During plea negotiations, Osley was informed that there was no mandatory minimum sentence for his offenses, a statutory maximum of life, and that the prosecution would ask for an 80 months sentence if he pled guilty, which would result in Osley facing as little as 59.5 months with good behavior. In reality, unbeknownst to Osley, because of a recent change in the statute, Osley was subject to 15-year mandatory minimum. Osley declined the plea offer and went to trial. The jury convicted him on all counts. At sentencing, Osley was subject on an advisory Guidelines sentence of 210- 262 months. Based on the nature of the crime and Osley’s lack of remorse, the Court varied upward and imposed a 365 months sentence.
Rejecting Osley’s claim that his defense counsel was ineffective for having failed to inform him of the 15-year statutory minimum, the Court pointed out that Osley turned down a plea offer with a much lesser sentence. The Court said it was hard-pressed to accept the claim that Osley would have accepted a 15-year sentence, even had he known about this statutory minimum.
The Court further noted that Osley could not establish that the district court would have accepted the lesser sentence, noting that the district court would necessarily have vacated a plea agreement that recommended a sentence below a mandatory minimum.
The Court also found that Osley did not establish that his sentence would have been less severe, pointing out that the district court likely would have learned of the egregious circumstances surrounding the crime in the PSI, and therefore imposed as severe a sentence as it did after trial.
The Court also rejected the claim that counsel was ineffective in failing to advise Osley that he was subject to a life term of supervised release, pointing out that Osley still went to trial knowing that he faced a life sentence.

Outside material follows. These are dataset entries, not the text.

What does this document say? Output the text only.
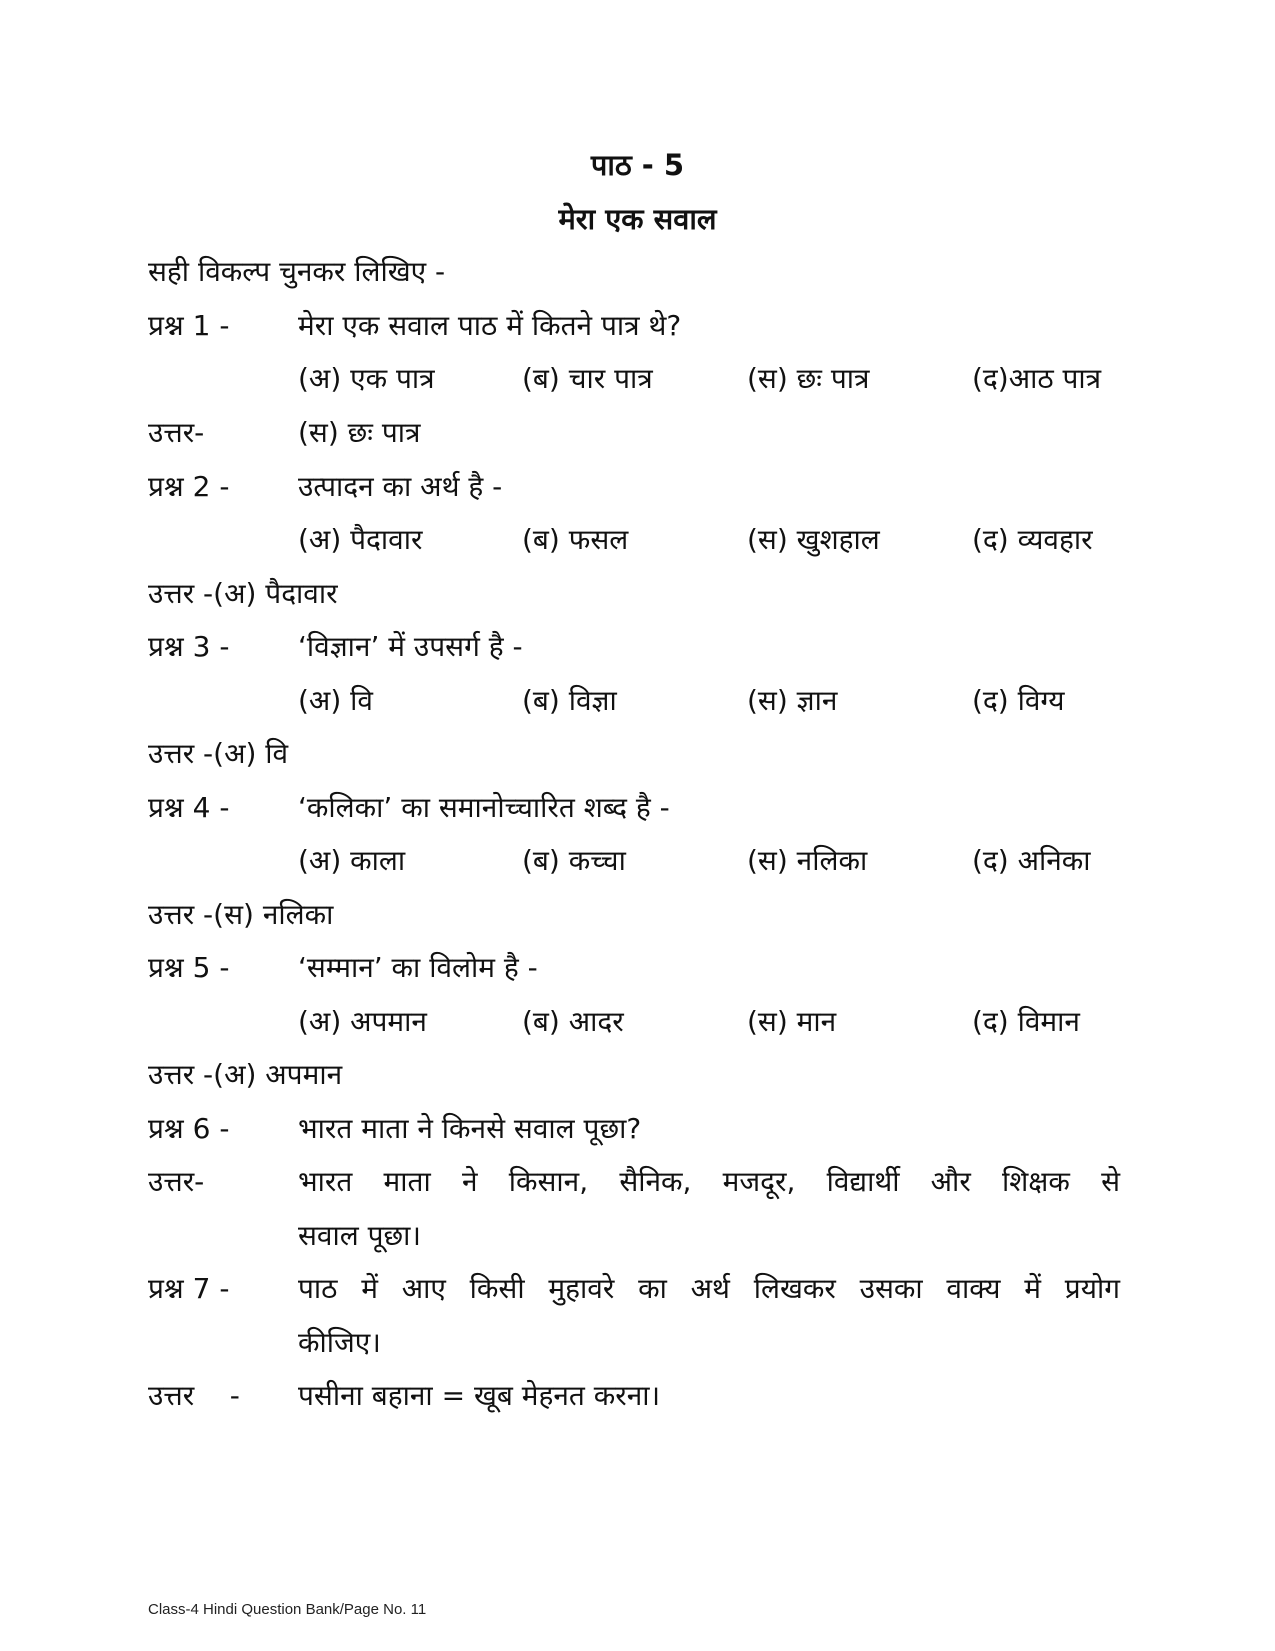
पाठ - 5
मेरा एक सवाल
सही विकल्प चुनकर लिखिए -
प्रश्न 1 - मेरा एक सवाल पाठ में कितने पात्र थे?
(अ) एक पात्र	(ब) चार पात्र	(स) छः पात्र	(द)आठ पात्र
उत्तर-	(स) छः पात्र
प्रश्न 2 - उत्पादन का अर्थ है -
(अ) पैदावार	(ब) फसल	(स) खुशहाल	(द) व्यवहार
उत्तर -(अ) पैदावार
प्रश्न 3 - ‘विज्ञान’ में उपसर्ग है -
(अ) वि	(ब) विज्ञा	(स) ज्ञान	(द) विग्य
उत्तर -(अ) वि
प्रश्न 4 - ‘कलिका’ का समानोच्चारित शब्द है -
(अ) काला	(ब) कच्चा	(स) नलिका	(द) अनिका
उत्तर -(स) नलिका
प्रश्न 5 - ‘सम्मान’ का विलोम है -
(अ) अपमान	(ब) आदर	(स) मान	(द) विमान
उत्तर -(अ) अपमान
प्रश्न 6 - भारत माता ने किनसे सवाल पूछा?
उत्तर-	भारत माता ने किसान, सैनिक, मजदूर, विद्यार्थी और शिक्षक से
सवाल पूछा।
प्रश्न 7 - पाठ में आए किसी मुहावरे का अर्थ लिखकर उसका वाक्य में प्रयोग
कीजिए।
उत्तर    - पसीना बहाना = खूब मेहनत करना।
Class-4 Hindi Question Bank/Page No. 11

Finally, the Court rejected the claim that counsel was ineffective in failing to object to “double counting” in the imposition of separate enhancements, one based on a Guideline cross-reference, another based on a Guideline specific characteristic, that accounted for the harm Osley caused. The Court found that one enhancement was for “sexual abuse of the victim,” and the other was for the “aggravated nature of that abuse.” In addition, even if double counting occurred, this would not have changed the result because the district court would have imposed the same sentence even without the alleged double counting.